私は柵を外して望の顔に触れる。彼女はただじっとそれを見詰めていた。
……今気が付いたが、このゲームの馬の“気性”って何なのだろう。どれを選んでもシステムが操縦してくれるのであまり関係ない気がするのだが。
「これからよろしくね」
何はともあれ、今日から私の愛馬だ。
私は彼女の長い鬣を綺麗に編み込んでいく。留めるのは服の作成に使った余りの糸だ。服の作成などと違ってシステム補助がないので時間がかかるが、あまり問題ないはだろう。
周りを見る限り、即決したのはフランだけ。私に何だかんだと言いながらも二人は真剣に馬を見定めている。
私は編み込みを終えると望を連れて馬屋を出る。この牧場、従業員のほとんどが動物の世話係なので販売関連はほぼ無人だ。不用心とも薄情とも取れる寂しい仕様である。
サクラギの街よりも少しだけ澄んだ青空の下。そこで待っていたのは大きな黒馬とじゃれているシトリンと、それ以上に異様な馬を連れたフランだ。
私は望を連れて恐る恐るその馬? に近付いて行く。
「それ、何……?」
「私の馬。名前は“速達”」
「ひっどい名前! ……じゃなくて、明らかに馬じゃないと思うんだけど……」
その馬は、鮮やかな水色をしていた。馬には青毛という毛色があるが、そんなものの比ではないくらいに青い。
その上、顔は馬と言いうよりも毛の生えたイルカとでもいうべき異様な見た目で、尻尾には金魚のような優美な“尾鰭”が付いている。
全体的な骨格こそ馬のそれだが、明らかに普通の馬ではない。
「それ、その……何の動物……?」
「ここで一番高くて能力が高い馬。品種はけ、ケルピー……? とかいう」
私は彼女のに購入履歴を見せてもらう。私の望よりも値段の桁が一つ違う。どうやら上の方には大金を持っている者にしか表示されないゾーンがあるらしく、隠し要素になっていたようだ。フランは相も変わらず金遣いが荒い。
そもそも彼女はあれ以降もちょくちょく“勝てそうな時”にカジノに行っては荒稼ぎしているので、所持金が一般プレイヤーの我々とは比べ物にならない。
そのせいでチート行為を疑われて、他のプレイヤーに通報されたりしているようだが、特に制裁が下ったという話は聞かないので実力なのだろう。どういう実力なのかは私にも分からないが。

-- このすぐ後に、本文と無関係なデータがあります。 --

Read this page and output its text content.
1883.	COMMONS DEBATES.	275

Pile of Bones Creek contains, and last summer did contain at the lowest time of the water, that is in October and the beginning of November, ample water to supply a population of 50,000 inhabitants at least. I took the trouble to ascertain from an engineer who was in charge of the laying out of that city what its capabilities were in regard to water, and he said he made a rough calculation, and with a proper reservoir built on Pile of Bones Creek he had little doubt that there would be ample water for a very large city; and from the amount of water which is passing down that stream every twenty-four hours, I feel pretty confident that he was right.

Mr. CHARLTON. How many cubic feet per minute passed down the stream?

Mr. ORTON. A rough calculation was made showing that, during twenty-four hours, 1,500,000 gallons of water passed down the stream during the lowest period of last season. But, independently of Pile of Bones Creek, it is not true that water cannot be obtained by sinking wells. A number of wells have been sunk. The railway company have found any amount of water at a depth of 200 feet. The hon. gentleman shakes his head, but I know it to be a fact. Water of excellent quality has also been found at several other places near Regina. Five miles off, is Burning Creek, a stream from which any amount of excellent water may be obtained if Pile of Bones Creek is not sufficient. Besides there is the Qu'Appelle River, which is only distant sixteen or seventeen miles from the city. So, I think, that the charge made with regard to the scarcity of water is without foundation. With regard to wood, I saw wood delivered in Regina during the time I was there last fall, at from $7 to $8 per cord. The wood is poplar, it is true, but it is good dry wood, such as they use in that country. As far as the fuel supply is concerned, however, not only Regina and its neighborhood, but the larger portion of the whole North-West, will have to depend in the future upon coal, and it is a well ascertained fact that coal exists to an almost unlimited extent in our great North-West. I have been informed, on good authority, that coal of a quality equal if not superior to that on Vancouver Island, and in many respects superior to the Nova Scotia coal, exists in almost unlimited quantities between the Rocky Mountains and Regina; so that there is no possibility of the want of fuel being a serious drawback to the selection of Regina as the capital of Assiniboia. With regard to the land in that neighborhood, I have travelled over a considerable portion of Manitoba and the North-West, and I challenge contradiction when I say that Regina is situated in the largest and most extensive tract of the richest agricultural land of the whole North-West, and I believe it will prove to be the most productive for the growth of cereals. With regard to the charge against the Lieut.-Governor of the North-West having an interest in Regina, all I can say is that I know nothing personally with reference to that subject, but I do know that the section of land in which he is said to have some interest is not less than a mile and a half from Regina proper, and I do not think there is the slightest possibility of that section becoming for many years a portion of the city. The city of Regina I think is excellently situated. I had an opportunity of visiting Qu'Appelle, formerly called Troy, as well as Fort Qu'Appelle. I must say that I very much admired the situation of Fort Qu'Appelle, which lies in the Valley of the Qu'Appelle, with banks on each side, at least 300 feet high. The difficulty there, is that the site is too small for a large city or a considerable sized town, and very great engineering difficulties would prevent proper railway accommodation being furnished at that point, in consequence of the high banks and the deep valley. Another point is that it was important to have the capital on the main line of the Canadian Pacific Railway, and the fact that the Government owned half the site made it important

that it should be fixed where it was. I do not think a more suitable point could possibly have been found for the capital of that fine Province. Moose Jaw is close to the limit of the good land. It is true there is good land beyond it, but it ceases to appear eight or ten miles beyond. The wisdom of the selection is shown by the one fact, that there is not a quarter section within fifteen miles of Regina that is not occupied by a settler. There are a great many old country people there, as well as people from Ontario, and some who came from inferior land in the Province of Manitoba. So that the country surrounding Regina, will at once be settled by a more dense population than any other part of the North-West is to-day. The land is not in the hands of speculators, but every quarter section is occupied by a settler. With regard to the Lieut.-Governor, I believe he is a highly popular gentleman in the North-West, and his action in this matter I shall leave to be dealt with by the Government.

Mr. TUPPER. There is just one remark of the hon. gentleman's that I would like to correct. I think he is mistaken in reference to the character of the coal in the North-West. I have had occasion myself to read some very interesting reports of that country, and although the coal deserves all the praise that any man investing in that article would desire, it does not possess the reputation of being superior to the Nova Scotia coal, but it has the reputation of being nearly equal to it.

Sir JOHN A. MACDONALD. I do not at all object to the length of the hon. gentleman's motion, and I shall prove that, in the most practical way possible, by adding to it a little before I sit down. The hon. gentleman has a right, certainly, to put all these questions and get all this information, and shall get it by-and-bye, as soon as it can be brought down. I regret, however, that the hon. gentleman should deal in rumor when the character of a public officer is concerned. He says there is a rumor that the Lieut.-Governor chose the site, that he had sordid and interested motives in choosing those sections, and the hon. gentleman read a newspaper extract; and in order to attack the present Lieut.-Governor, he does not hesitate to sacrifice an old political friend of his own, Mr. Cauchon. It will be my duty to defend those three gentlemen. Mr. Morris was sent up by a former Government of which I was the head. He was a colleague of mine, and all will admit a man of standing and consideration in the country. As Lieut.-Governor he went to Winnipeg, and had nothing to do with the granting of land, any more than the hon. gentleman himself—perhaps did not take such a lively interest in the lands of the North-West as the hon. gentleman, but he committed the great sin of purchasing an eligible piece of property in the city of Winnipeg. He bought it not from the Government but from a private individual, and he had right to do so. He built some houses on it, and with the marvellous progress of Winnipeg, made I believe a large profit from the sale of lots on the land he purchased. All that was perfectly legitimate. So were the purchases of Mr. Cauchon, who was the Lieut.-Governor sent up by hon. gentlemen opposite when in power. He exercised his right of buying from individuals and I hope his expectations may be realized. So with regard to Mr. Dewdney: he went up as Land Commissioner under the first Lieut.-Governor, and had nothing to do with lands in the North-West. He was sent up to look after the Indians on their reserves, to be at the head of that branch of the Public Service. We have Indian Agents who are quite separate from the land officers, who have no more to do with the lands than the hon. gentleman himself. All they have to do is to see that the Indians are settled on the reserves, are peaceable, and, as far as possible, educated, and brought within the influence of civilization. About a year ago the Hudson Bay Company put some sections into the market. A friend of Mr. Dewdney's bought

私はそのソクタツ君のステータスを見せてもらう。私の望と比べて二倍とまでは行かないが、七から八割ほど高い性能をしている。特に速度は数値上では劇的に違う。実際の速度は調べてみなければならないが、値段に見合った性能だ。
そんな見る限り超高性能の馬ではあるが、気性は私の見たリストの中には一頭もいなかった“凶暴”である。怖い。
「よくこれ買う決断できたね……」
「お金あるから」
「そりゃそっか……」
使えなかったら新しいの買えばいいもんね。カジノの女王は言うことが違うなぁ……。
泥団子たちが馬屋から出てきてフランのソクタツ君を見て衝撃を受けたり一騒動あったが、とにかく私達はそれぞれの馬を駆ってトウヒ牧場を後にするのだった。